Ya en órbitas de la segunda vuelta y con la polarización fruto del primer tramo, ambos candidatos se enfrentaban el pasado 30 de octubre en la ronda que entregaba el nuevo gobierno brasileño. Con todas las encuestas a favor, el PT de Lula Da Silva ganaba por menos de un uno por ciento a su rival liberal. La ruptura del mapa del país en dos bandos decidió y la política brasileña obtenía nuevo frente.

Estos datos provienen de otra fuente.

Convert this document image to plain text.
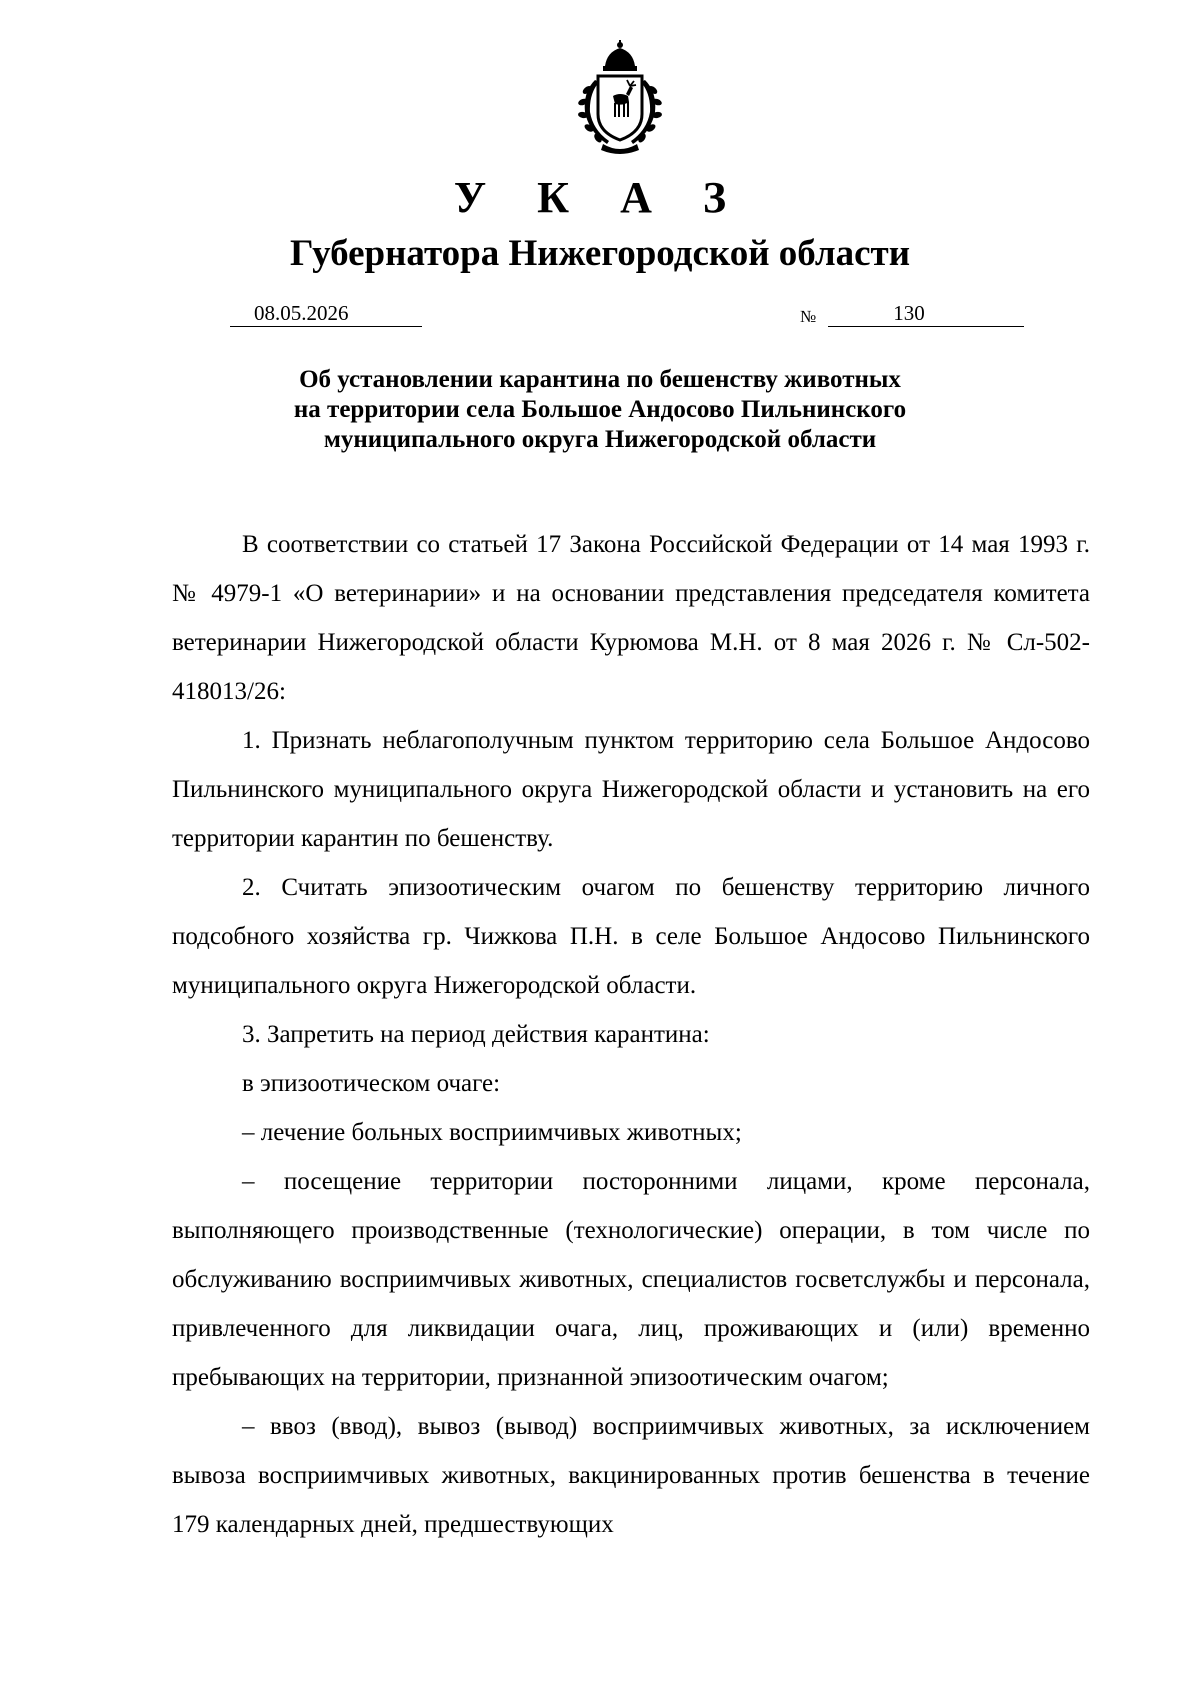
У К А З
Губернатора Нижегородской области
08.05.2026	№	130
Об установлении карантина по бешенству животных
на территории села Большое Андосово Пильнинского
муниципального округа Нижегородской области

В соответствии со статьей 17 Закона Российской Федерации от 14 мая 1993 г. № 4979-1 «О ветеринарии» и на основании представления председателя комитета ветеринарии Нижегородской области Курюмова М.Н. от 8 мая 2026 г. № Сл-502-418013/26:

1. Признать неблагополучным пунктом территорию села Большое Андосово Пильнинского муниципального округа Нижегородской области и установить на его территории карантин по бешенству.

2. Считать эпизоотическим очагом по бешенству территорию личного подсобного хозяйства гр. Чижкова П.Н. в селе Большое Андосово Пильнинского муниципального округа Нижегородской области.

3. Запретить на период действия карантина:

в эпизоотическом очаге:

– лечение больных восприимчивых животных;

– посещение территории посторонними лицами, кроме персонала, выполняющего производственные (технологические) операции, в том числе по обслуживанию восприимчивых животных, специалистов госветслужбы и персонала, привлеченного для ликвидации очага, лиц, проживающих и (или) временно пребывающих на территории, признанной эпизоотическим очагом;

– ввоз (ввод), вывоз (вывод) восприимчивых животных, за исключением вывоза восприимчивых животных, вакцинированных против бешенства в течение 179 календарных дней, предшествующих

Lejos de aparecer la estabilidad que suelen regalar unas elecciones, la previa a estas supuso un incremento de la ruptura social. En este escenario polarizado, la democracia en el país se ha visto tremendamente dañada. Si bien es cierto que justo antes de las elecciones de primera vuelta, la fragmentación social y del sistema de partidos ya era considerable, pero al entrar en el período de votación el pasado domingo, se ha podido ver una mayor opacidad de la misma democracia.
Policías, en ese momento bolsonaristas, evitando que electores del PT ejercieran su derecho a voto, la diputada del PL Carla Zambelli entrando en un restaurante a mano de pistola para atacar a un periodista supuestamente simpatizante de Lula, asesinatos de dirigentes políticos…

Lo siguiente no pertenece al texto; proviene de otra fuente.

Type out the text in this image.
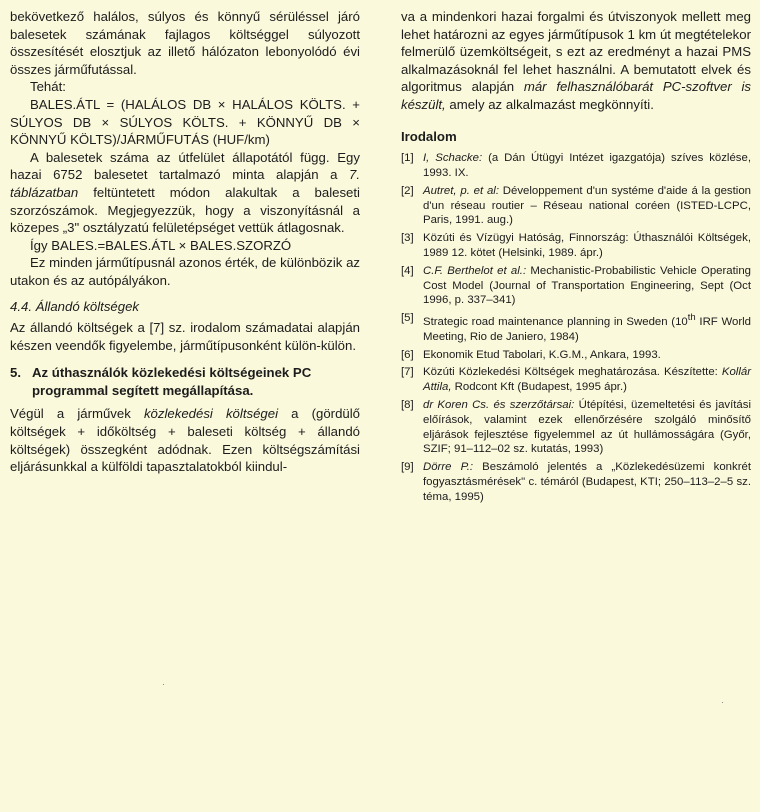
bekövetkező halálos, súlyos és könnyű sérüléssel járó balesetek számának fajlagos költséggel súlyozott összesítését elosztjuk az illető hálózaton lebonyolódó évi összes járműfutással.

Tehát:

BALES.ÁTL = (HALÁLOS DB × HALÁLOS KÖLTS. + SÚLYOS DB × SÚLYOS KÖLTS. + KÖNNYŰ DB × KÖNNYŰ KÖLTS)/JÁRMŰFUTÁS (HUF/km)

A balesetek száma az útfelület állapotától függ. Egy hazai 6752 balesetet tartalmazó minta alapján a 7. táblázatban feltüntetett módon alakultak a baleseti szorzószámok. Megjegyezzük, hogy a viszonyításnál a közepes „3" osztályzatú felületépséget vettük átlagosnak.

Így BALES.=BALES.ÁTL × BALES.SZORZÓ

Ez minden járműtípusnál azonos érték, de különbözik az utakon és az autópályákon.

4.4. Állandó költségek

Az állandó költségek a [7] sz. irodalom számadatai alapján készen veendők figyelembe, járműtípusonként külön-külön.

5. Az úthasználók közlekedési költségeinek PC programmal segített megállapítása.

Végül a járművek közlekedési költségei a (gördülő költségek + időköltség + baleseti költség + állandó költségek) összegként adódnak. Ezen költségszámítási eljárásunkkal a külföldi tapasztalatokból kiindul-

va a mindenkori hazai forgalmi és útviszonyok mellett meg lehet határozni az egyes járműtípusok 1 km út megtételekor felmerülő üzemköltségeit, s ezt az eredményt a hazai PMS alkalmazásoknál fel lehet használni. A bemutatott elvek és algoritmus alapján már felhasználóbarát PC-szoftver is készült, amely az alkalmazást megkönnyíti.

Irodalom
[1] I, Schacke: (a Dán Útügyi Intézet igazgatója) szíves közlése, 1993. IX.
[2] Autret, p. et al: Développement d'un systéme d'aide á la gestion d'un réseau routier – Réseau national coréen (ISTED-LCPC, Paris, 1991. aug.)
[3] Közúti és Vízügyi Hatóság, Finnország: Úthasználói Költségek, 1989 12. kötet (Helsinki, 1989. ápr.)
[4] C.F. Berthelot et al.: Mechanistic-Probabilistic Vehicle Operating Cost Model (Journal of Transportation Engineering, Sept (Oct 1996, p. 337–341)
[5] Strategic road maintenance planning in Sweden (10th IRF World Meeting, Rio de Janiero, 1984)
[6] Ekonomik Etud Tabolari, K.G.M., Ankara, 1993.
[7] Közúti Közlekedési Költségek meghatározása. Készítette: Kollár Attila, Rodcont Kft (Budapest, 1995 ápr.)
[8] dr Koren Cs. és szerzőtársai: Útépítési, üzemeltetési és javítási előírások, valamint ezek ellenőrzésére szolgáló minősítő eljárások fejlesztése figyelemmel az út hullámosságára (Győr, SZIF; 91–112–02 sz. kutatás, 1993)
[9] Dörre P.: Beszámoló jelentés a „Közlekedésüzemi konkrét fogyasztásmérések" c. témáról (Budapest, KTI; 250–113–2–5 sz. téma, 1995)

La “Brasil Roja” sonríe aliviada, pero la bolsonarista parece que no aún no ha entrado en período de aceptación. Del mismo modo que el pasado agosto de 2016 Dilma Rousseff era sometida a un impeachment por el Congreso y los simpatizantes del PT hablaban de ilegitimidad (debate abierto en la actualidad), tras la victoria de Lula una vez más, bolsonaristas se han volcado en una campaña contra la legitimidad de las elecciones. Personas del mundo mediático, como los exfutbolistas Donato o Robinho, pedían públicamente dar un Golpe de Estado en defensa de Jair Bolsonaro, además de diversas manifestaciones en su nombre con la misma propuesta.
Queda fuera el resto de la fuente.